FIB is a “protagonist” protein synthesized by the liver and playing a role in the coagulation system. It is a class II glycosylated protein synthesized by the liver and free in plasma. Its half-life is 3-6 days, and its molecular metabolic rate is 31-46 mg/kg. It accounts for about 3% of the total plasma protein [15]. When coagulation occurs, FIB is hydrolyzed into fibrin monomer under the action of thrombin and then cross-linked to fibrin. In addition, FIB can specifically bind to platelet membrane glycoprotein II B/III a receptor to promote platelet aggregation1, 2 [16, 17]. In this study, FIB in patients with qi stagnation syndrome was significantly lower than that in patients with non-qi stagnation syndrome, suggesting that the blood coagulation function of patients with qi stagnation syndrome was reduced.

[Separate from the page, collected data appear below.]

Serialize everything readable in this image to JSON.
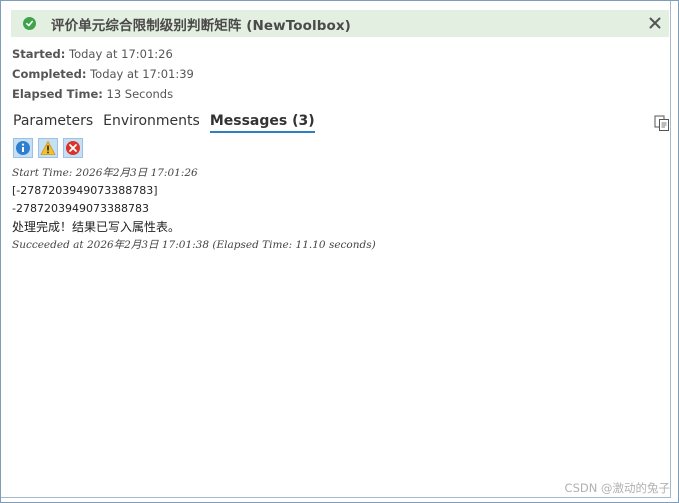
{
  "title_bar": {
    "status_icon": "success-check-icon",
    "title": "评价单元综合限制级别判断矩阵 (NewToolbox)",
    "close_icon": "close-icon"
  },
  "meta": {
    "started_label": "Started:",
    "started_value": "Today at 17:01:26",
    "completed_label": "Completed:",
    "completed_value": "Today at 17:01:39",
    "elapsed_label": "Elapsed Time:",
    "elapsed_value": "13 Seconds"
  },
  "tabs": [
    {
      "label": "Parameters",
      "active": false
    },
    {
      "label": "Environments",
      "active": false
    },
    {
      "label": "Messages (3)",
      "active": true
    }
  ],
  "toolbar": {
    "copy_icon": "copy-icon",
    "filters": [
      {
        "icon": "info-icon"
      },
      {
        "icon": "warning-icon"
      },
      {
        "icon": "error-icon"
      }
    ]
  },
  "messages": [
    {
      "text": "Start Time: 2026年2月3日 17:01:26",
      "style": "italic"
    },
    {
      "text": "[-2787203949073388783]",
      "style": "plain"
    },
    {
      "text": "-2787203949073388783",
      "style": "plain"
    },
    {
      "text": "处理完成！结果已写入属性表。",
      "style": "plain big"
    },
    {
      "text": "Succeeded at 2026年2月3日 17:01:38 (Elapsed Time: 11.10 seconds)",
      "style": "italic"
    }
  ],
  "watermark": "CSDN @激动的兔子",
  "colors": {
    "title_bg": "#e3efe0",
    "success": "#3ea34a",
    "tab_underline": "#2d7fc1",
    "filter_bg": "#c7dff3"
  }
}
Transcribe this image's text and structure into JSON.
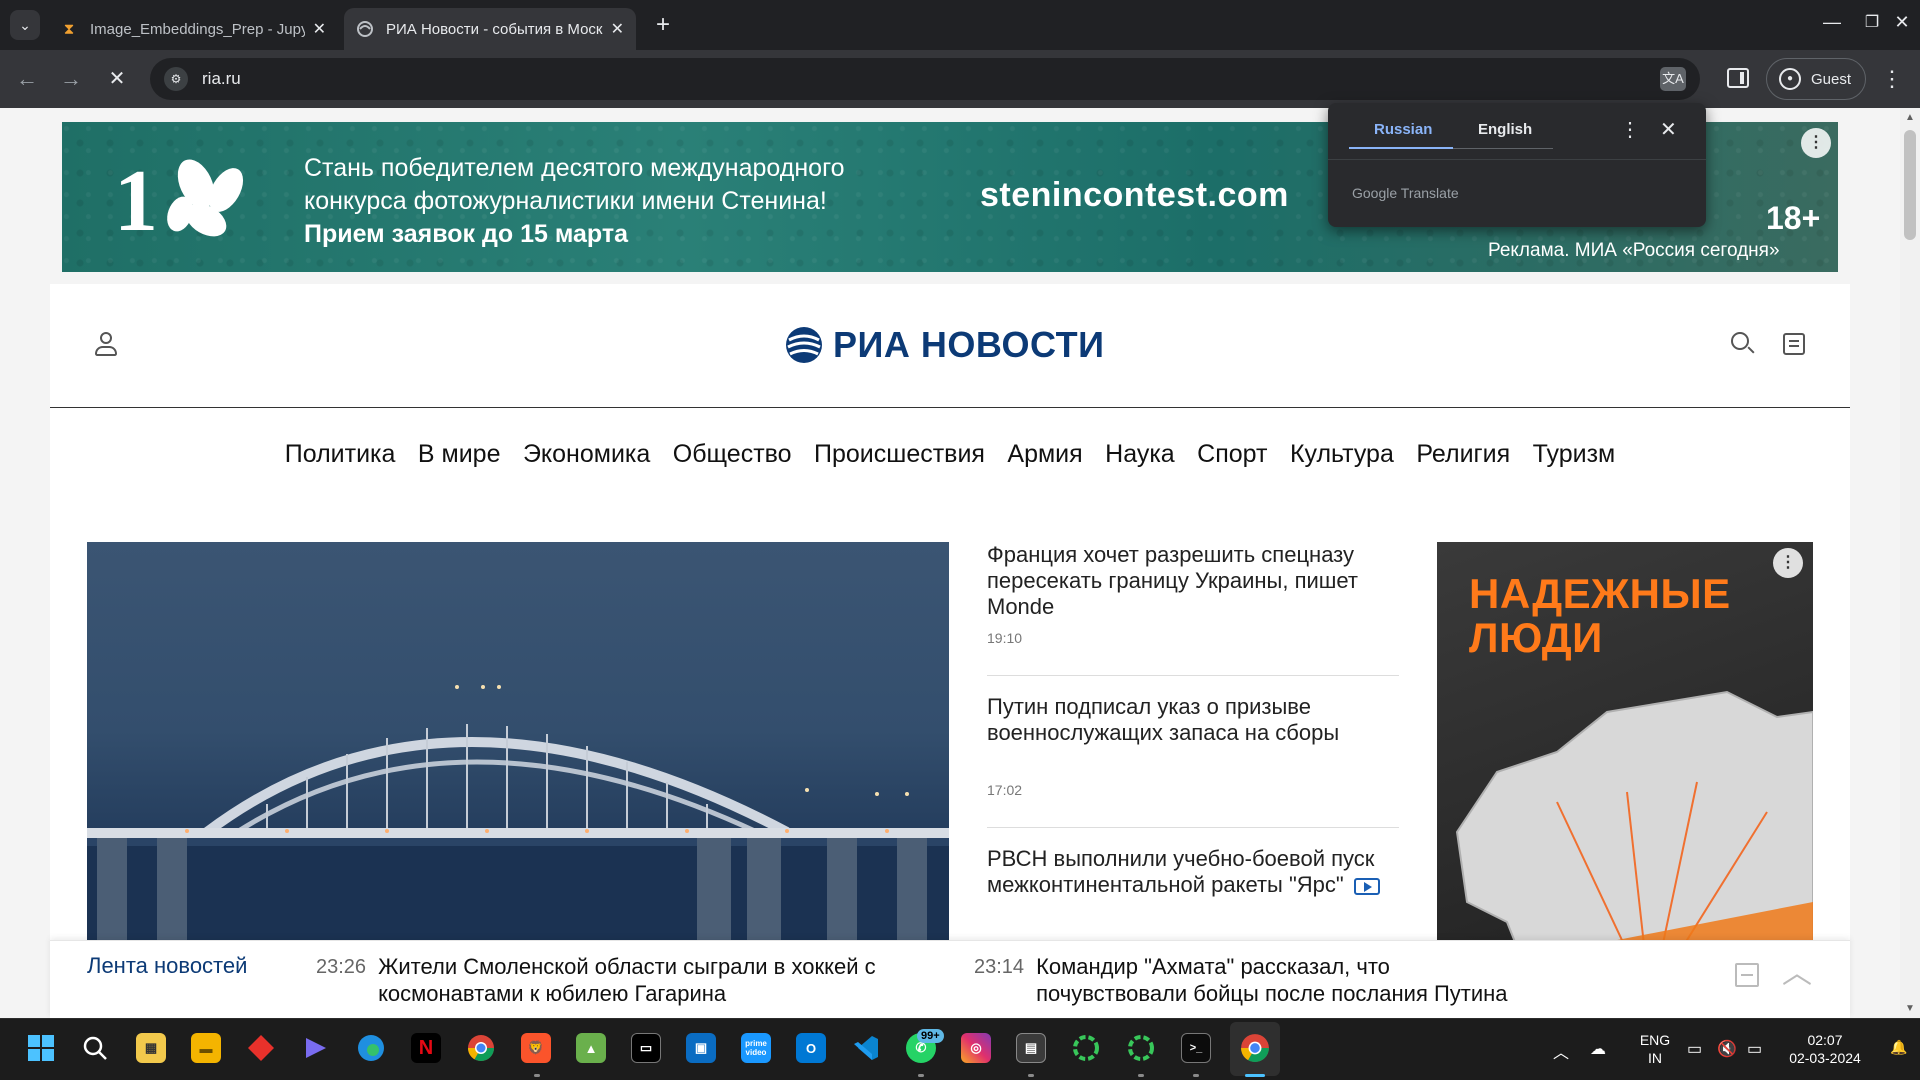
{
  "browser": {
    "tabs": [
      {
        "title": "Image_Embeddings_Prep - Jupyter",
        "active": false
      },
      {
        "title": "РИА Новости - события в Москве",
        "active": true
      }
    ],
    "url": "ria.ru",
    "profile_label": "Guest"
  },
  "translate_popup": {
    "source_language": "Russian",
    "target_language": "English",
    "brand": "Google Translate"
  },
  "banner_ad": {
    "line1": "Стань победителем десятого международного",
    "line2": "конкурса фотожурналистики имени Стенина!",
    "line3": "Прием заявок до 15 марта",
    "site": "stenincontest.com",
    "age_rating": "18+",
    "disclaimer": "Реклама. МИА «Россия сегодня»"
  },
  "site": {
    "logo_text": "РИА НОВОСТИ",
    "nav": [
      "Политика",
      "В мире",
      "Экономика",
      "Общество",
      "Происшествия",
      "Армия",
      "Наука",
      "Спорт",
      "Культура",
      "Религия",
      "Туризм"
    ],
    "news": [
      {
        "title": "Франция хочет разрешить спецназу пересекать границу Украины, пишет Monde",
        "time": "19:10"
      },
      {
        "title": "Путин подписал указ о призыве военнослужащих запаса на сборы",
        "time": "17:02"
      },
      {
        "title": "РВСН выполнили учебно-боевой пуск межконтинентальной ракеты \"Ярс\"",
        "time": ""
      }
    ],
    "side_ad_title": "НАДЕЖНЫЕ ЛЮДИ"
  },
  "ticker": {
    "label": "Лента новостей",
    "items": [
      {
        "time": "23:26",
        "text": "Жители Смоленской области сыграли в хоккей с космонавтами к юбилею Гагарина"
      },
      {
        "time": "23:14",
        "text": "Командир \"Ахмата\" рассказал, что почувствовали бойцы после послания Путина"
      }
    ]
  },
  "taskbar": {
    "whatsapp_badge": "99+",
    "language_line1": "ENG",
    "language_line2": "IN",
    "time": "02:07",
    "date": "02-03-2024"
  },
  "colors": {
    "brand_blue": "#0c3a76",
    "banner_teal": "#2a8077",
    "translate_accent": "#8ab4f8",
    "side_ad_orange": "#ff7a1a"
  }
}
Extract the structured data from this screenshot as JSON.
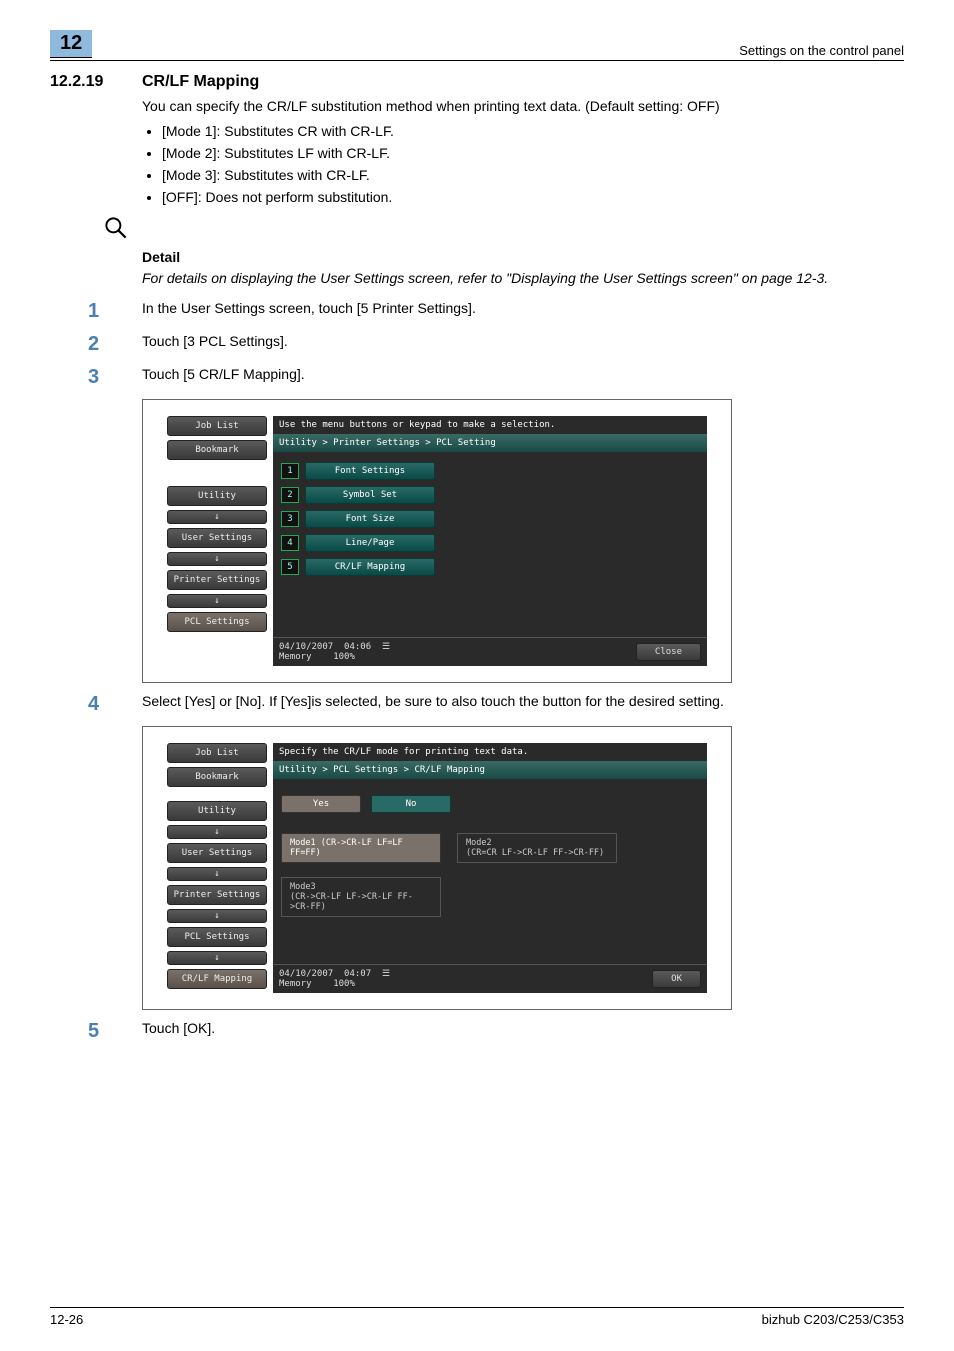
{
  "top": {
    "chapter_number": "12",
    "running_head": "Settings on the control panel"
  },
  "section": {
    "number": "12.2.19",
    "title": "CR/LF Mapping",
    "intro": "You can specify the CR/LF substitution method when printing text data. (Default setting: OFF)",
    "bullets": [
      "[Mode 1]: Substitutes CR with CR-LF.",
      "[Mode 2]: Substitutes LF with CR-LF.",
      "[Mode 3]: Substitutes with CR-LF.",
      "[OFF]: Does not perform substitution."
    ],
    "detail_head": "Detail",
    "detail_body": "For details on displaying the User Settings screen, refer to \"Displaying the User Settings screen\" on page 12-3."
  },
  "steps": [
    {
      "n": "1",
      "text": "In the User Settings screen, touch [5 Printer Settings]."
    },
    {
      "n": "2",
      "text": "Touch [3 PCL Settings]."
    },
    {
      "n": "3",
      "text": "Touch [5 CR/LF Mapping]."
    },
    {
      "n": "4",
      "text": "Select [Yes] or [No]. If [Yes]is selected, be sure to also touch the button for the desired setting."
    },
    {
      "n": "5",
      "text": "Touch [OK]."
    }
  ],
  "screenshot1": {
    "left": {
      "job_list": "Job List",
      "bookmark": "Bookmark",
      "utility": "Utility",
      "user_settings": "User Settings",
      "printer_settings": "Printer Settings",
      "pcl_settings": "PCL Settings",
      "arrow": "↓"
    },
    "header": "Use the menu buttons or keypad to make a selection.",
    "breadcrumb": "Utility > Printer Settings > PCL Setting",
    "menu": [
      {
        "n": "1",
        "label": "Font Settings"
      },
      {
        "n": "2",
        "label": "Symbol Set"
      },
      {
        "n": "3",
        "label": "Font Size"
      },
      {
        "n": "4",
        "label": "Line/Page"
      },
      {
        "n": "5",
        "label": "CR/LF Mapping"
      }
    ],
    "footer": {
      "date": "04/10/2007",
      "time": "04:06",
      "memory": "Memory",
      "memval": "100%",
      "close": "Close"
    }
  },
  "screenshot2": {
    "left": {
      "job_list": "Job List",
      "bookmark": "Bookmark",
      "utility": "Utility",
      "user_settings": "User Settings",
      "printer_settings": "Printer Settings",
      "pcl_settings": "PCL Settings",
      "crlf_mapping": "CR/LF Mapping",
      "arrow": "↓"
    },
    "header": "Specify the CR/LF mode for printing text data.",
    "breadcrumb": "Utility > PCL Settings > CR/LF Mapping",
    "yes": "Yes",
    "no": "No",
    "mode1_top": "Mode1 (CR->CR-LF LF=LF FF=FF)",
    "mode2_top": "Mode2",
    "mode2_bot": "(CR=CR LF->CR-LF FF->CR-FF)",
    "mode3_top": "Mode3",
    "mode3_bot": "(CR->CR-LF LF->CR-LF FF->CR-FF)",
    "footer": {
      "date": "04/10/2007",
      "time": "04:07",
      "memory": "Memory",
      "memval": "100%",
      "ok": "OK"
    }
  },
  "bottom": {
    "page": "12-26",
    "model": "bizhub C203/C253/C353"
  }
}
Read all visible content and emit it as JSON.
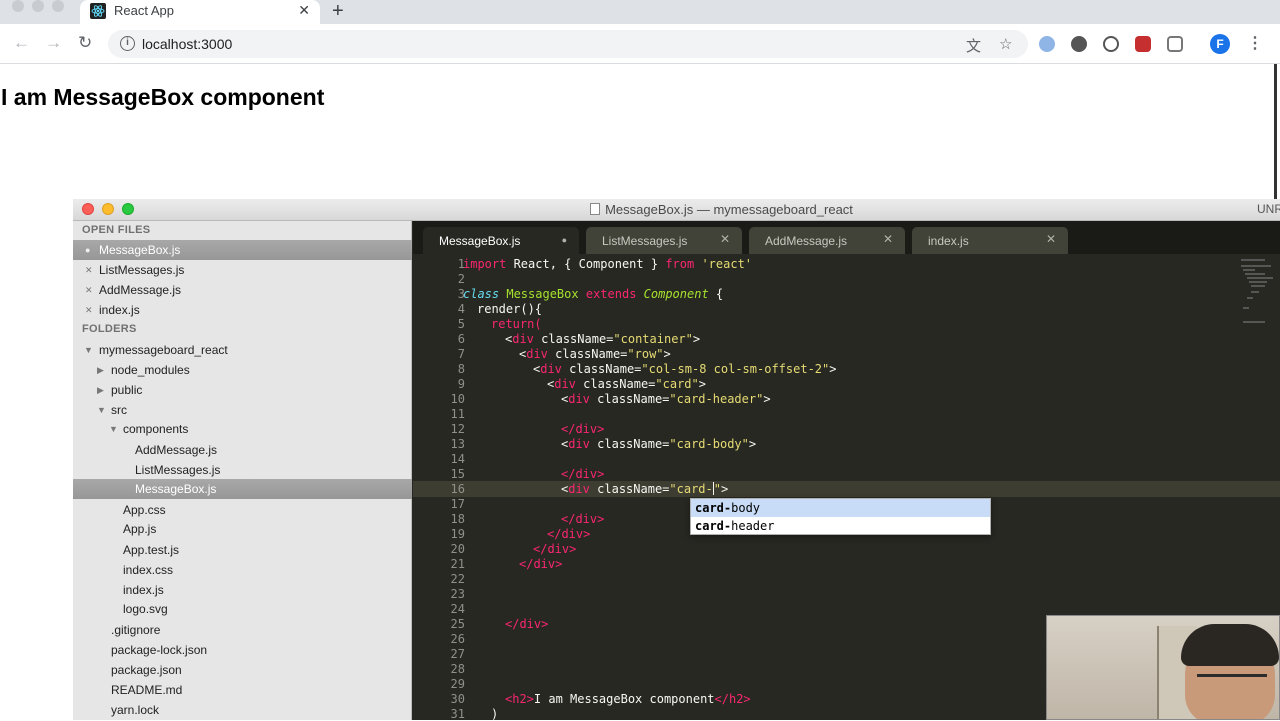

However, this study also has some shortcomings, such as not including the number of cases in a wider range and not using external validation set validation. Besides, the mechanism is not verified. Further studies are needed to study this.

5. Conclusion

To sum up, the combination pattern of physical and chemical indexes obtained from the neural network model provides a clinical reference basis for identifying the syndrome elements of unstable angina pectoris complicated with anxiety, such as blood stasis, qi depression, Qi deficiency, yin deficiency, phlegm turbidity, and qi stagnation.